JAPAN'S quake-hit nuclear power plant Fukushima No.1, about 250km north-east of Tokyo, "may be experiencing nuclear meltdown", local media says.
The report via Kyodo News, citing the nation's Nuclear Safety Commission, follows yesterday's devastating 8.9-magnitude earthquake and tsunami in the area, with a commission official suggesting that even if there was a meltdown it would not affect humans beyond a 10km radius.
Parts of the reactor's nuclear fuel rods were briefly exposed to the air after cooling water levels dropped through evaporation, and a fire engine was pumping water into the reactor, Jiji news agency reported.
The rods, which create heat through a nuclear reaction, can release radioactivity when exposed to the air.
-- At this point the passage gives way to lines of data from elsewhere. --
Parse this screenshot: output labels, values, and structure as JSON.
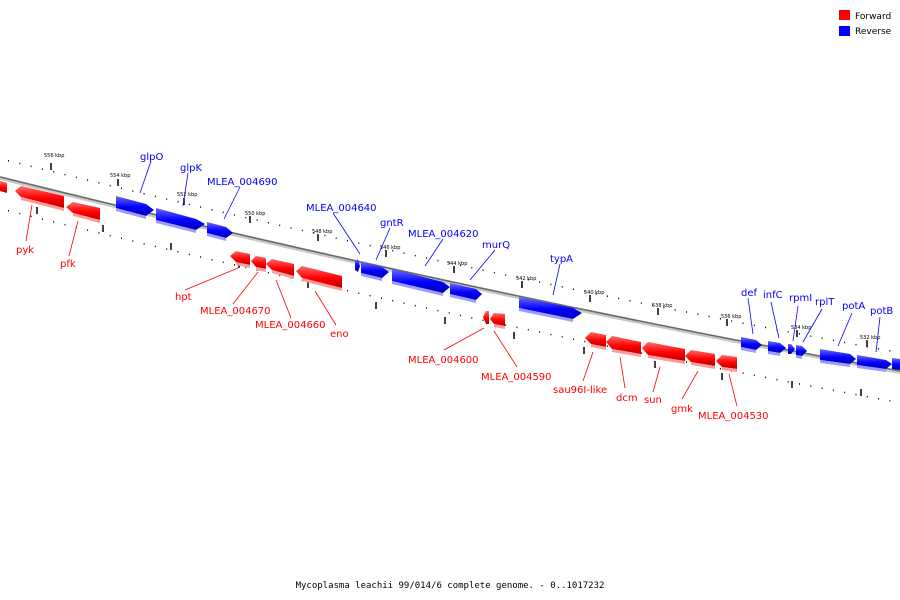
{
  "caption": "Mycoplasma leachii 99/014/6 complete genome. - 0..1017232",
  "legend": [
    {
      "label": "Forward",
      "color": "#ff0000"
    },
    {
      "label": "Reverse",
      "color": "#0000ff"
    }
  ],
  "colors": {
    "forward": "#ff0000",
    "reverse": "#0000ff",
    "backbone": "#808080"
  },
  "kbp_ticks": [
    "556 kbp",
    "554 kbp",
    "552 kbp",
    "550 kbp",
    "548 kbp",
    "546 kbp",
    "544 kbp",
    "542 kbp",
    "540 kbp",
    "538 kbp",
    "536 kbp",
    "534 kbp",
    "532 kbp"
  ],
  "forward_genes": [
    "pyk",
    "pfk",
    "hpt",
    "MLEA_004670",
    "MLEA_004660",
    "eno",
    "MLEA_004600",
    "MLEA_004590",
    "sau96I-like",
    "dcm",
    "sun",
    "gmk",
    "MLEA_004530"
  ],
  "reverse_genes": [
    "glpO",
    "glpK",
    "MLEA_004690",
    "MLEA_004640",
    "gntR",
    "MLEA_004620",
    "murQ",
    "typA",
    "def",
    "infC",
    "rpmI",
    "rplT",
    "potA",
    "potB"
  ]
}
Without water the rods cannot be cooled properly, Fox News reported.
The water levels are recovering, operator Tokyo Electric Power Company (TEPCO), told Jiji. In addition a TEPCO spokesman said that "we believe the reactor is not melting down or cracking. We are trying to raise the water level."
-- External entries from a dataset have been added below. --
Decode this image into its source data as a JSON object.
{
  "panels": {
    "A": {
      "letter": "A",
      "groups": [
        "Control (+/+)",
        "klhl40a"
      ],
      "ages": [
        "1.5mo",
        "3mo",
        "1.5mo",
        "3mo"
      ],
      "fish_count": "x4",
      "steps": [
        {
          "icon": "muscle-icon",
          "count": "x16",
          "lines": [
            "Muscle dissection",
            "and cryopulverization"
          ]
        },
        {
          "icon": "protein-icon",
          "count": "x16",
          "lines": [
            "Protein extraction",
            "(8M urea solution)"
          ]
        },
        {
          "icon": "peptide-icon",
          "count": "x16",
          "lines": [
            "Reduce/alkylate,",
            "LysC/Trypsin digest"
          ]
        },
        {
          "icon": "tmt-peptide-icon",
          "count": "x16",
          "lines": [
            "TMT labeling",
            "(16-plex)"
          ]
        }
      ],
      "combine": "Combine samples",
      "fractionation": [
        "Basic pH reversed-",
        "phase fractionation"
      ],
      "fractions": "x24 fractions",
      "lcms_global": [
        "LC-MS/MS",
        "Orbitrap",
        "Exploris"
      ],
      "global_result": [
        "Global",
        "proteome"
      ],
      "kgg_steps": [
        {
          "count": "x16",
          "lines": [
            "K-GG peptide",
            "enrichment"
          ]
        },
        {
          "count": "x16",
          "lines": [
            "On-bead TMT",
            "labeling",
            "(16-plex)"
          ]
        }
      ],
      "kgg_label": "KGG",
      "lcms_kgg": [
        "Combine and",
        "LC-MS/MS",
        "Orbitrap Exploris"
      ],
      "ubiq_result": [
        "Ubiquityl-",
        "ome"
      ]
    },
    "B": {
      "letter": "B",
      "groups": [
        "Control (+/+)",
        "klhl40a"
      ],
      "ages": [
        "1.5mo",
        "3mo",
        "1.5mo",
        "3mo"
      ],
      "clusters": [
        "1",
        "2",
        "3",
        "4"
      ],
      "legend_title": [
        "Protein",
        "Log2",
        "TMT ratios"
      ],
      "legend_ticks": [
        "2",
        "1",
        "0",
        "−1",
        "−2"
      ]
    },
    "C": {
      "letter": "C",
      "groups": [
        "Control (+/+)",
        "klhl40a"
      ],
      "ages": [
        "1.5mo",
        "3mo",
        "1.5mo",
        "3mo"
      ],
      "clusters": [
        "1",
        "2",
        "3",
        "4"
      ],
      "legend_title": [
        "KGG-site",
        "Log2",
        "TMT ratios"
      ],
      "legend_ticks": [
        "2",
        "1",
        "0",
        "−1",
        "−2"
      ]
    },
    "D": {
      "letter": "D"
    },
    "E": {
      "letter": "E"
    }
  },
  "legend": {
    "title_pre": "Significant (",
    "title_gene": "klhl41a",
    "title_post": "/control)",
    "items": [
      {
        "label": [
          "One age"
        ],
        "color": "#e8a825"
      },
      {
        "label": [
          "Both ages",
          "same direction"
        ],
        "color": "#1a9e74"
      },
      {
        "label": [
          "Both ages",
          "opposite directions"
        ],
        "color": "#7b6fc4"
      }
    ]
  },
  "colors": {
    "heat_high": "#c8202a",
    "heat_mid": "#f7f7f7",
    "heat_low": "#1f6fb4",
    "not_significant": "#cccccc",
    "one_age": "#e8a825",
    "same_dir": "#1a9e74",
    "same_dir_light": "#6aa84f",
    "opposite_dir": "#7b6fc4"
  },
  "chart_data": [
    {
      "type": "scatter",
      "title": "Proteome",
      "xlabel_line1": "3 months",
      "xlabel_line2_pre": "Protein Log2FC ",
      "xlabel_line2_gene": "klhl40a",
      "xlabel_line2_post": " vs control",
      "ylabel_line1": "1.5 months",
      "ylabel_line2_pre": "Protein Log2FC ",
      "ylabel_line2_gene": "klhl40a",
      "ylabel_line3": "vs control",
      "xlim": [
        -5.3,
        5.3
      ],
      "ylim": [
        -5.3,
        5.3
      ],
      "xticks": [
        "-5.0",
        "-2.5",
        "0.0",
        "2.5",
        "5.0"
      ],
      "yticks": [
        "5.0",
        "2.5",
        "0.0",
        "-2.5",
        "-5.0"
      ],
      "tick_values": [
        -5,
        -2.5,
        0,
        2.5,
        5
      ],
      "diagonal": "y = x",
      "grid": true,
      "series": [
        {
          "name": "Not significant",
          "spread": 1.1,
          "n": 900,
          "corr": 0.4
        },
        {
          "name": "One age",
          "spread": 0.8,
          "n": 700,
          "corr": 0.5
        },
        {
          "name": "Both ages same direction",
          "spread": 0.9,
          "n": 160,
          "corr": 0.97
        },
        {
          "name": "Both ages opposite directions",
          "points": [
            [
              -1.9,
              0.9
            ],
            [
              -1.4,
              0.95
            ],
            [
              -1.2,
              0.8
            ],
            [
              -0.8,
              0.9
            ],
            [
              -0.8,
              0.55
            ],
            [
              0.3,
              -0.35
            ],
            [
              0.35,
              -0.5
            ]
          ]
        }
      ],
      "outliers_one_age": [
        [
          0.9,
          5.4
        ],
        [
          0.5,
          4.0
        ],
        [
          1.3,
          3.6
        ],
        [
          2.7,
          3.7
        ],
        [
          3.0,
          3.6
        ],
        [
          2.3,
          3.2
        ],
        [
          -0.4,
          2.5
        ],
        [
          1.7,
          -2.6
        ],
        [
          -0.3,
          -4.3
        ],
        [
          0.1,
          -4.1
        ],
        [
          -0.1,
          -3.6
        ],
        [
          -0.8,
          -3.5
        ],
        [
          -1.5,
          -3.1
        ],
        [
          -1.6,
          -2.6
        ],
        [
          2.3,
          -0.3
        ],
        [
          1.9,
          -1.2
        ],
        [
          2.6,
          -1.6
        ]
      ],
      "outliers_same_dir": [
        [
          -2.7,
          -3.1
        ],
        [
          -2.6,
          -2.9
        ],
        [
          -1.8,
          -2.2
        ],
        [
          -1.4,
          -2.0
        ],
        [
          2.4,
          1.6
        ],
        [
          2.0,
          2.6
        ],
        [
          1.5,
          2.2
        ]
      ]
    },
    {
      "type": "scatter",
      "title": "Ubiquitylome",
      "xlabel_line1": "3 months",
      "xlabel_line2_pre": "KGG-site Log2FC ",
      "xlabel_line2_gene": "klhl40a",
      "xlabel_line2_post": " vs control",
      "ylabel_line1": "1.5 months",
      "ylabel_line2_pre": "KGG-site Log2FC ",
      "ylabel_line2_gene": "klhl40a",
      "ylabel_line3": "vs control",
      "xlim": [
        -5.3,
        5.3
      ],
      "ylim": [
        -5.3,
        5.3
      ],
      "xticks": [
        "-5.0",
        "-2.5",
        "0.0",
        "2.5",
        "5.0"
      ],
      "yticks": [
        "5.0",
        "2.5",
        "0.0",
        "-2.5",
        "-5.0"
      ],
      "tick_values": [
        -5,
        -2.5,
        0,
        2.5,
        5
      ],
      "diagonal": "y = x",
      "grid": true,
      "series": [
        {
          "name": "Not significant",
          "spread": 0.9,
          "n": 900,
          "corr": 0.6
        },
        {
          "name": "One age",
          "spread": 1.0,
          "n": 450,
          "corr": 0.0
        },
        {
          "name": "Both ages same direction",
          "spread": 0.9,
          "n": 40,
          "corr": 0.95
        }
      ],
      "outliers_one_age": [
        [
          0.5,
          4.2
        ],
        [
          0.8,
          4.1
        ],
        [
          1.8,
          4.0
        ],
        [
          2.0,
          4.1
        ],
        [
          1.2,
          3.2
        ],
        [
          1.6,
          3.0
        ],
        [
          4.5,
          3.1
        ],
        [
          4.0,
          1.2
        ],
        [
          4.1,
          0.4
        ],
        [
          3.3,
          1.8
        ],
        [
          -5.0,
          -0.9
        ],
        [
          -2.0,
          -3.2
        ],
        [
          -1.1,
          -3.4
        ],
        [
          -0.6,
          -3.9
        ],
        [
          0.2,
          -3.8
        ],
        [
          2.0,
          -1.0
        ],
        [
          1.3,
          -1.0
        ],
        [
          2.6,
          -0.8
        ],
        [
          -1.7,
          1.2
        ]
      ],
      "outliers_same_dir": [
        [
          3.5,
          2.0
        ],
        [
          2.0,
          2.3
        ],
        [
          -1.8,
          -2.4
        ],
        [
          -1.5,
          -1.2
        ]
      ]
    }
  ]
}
But moments later Kyodo News reported that radioactive caesium had been detected near the Fukushima plant, citing information from the nuclear safety agency.
Earlier today, the Japanese Government declared an atomic emergency amid growing international concern over its reactors.
As an industrial powerhouse nation poor in energy resources, Japan draws about 30 per cent of its total power from its 53 nuclear plants.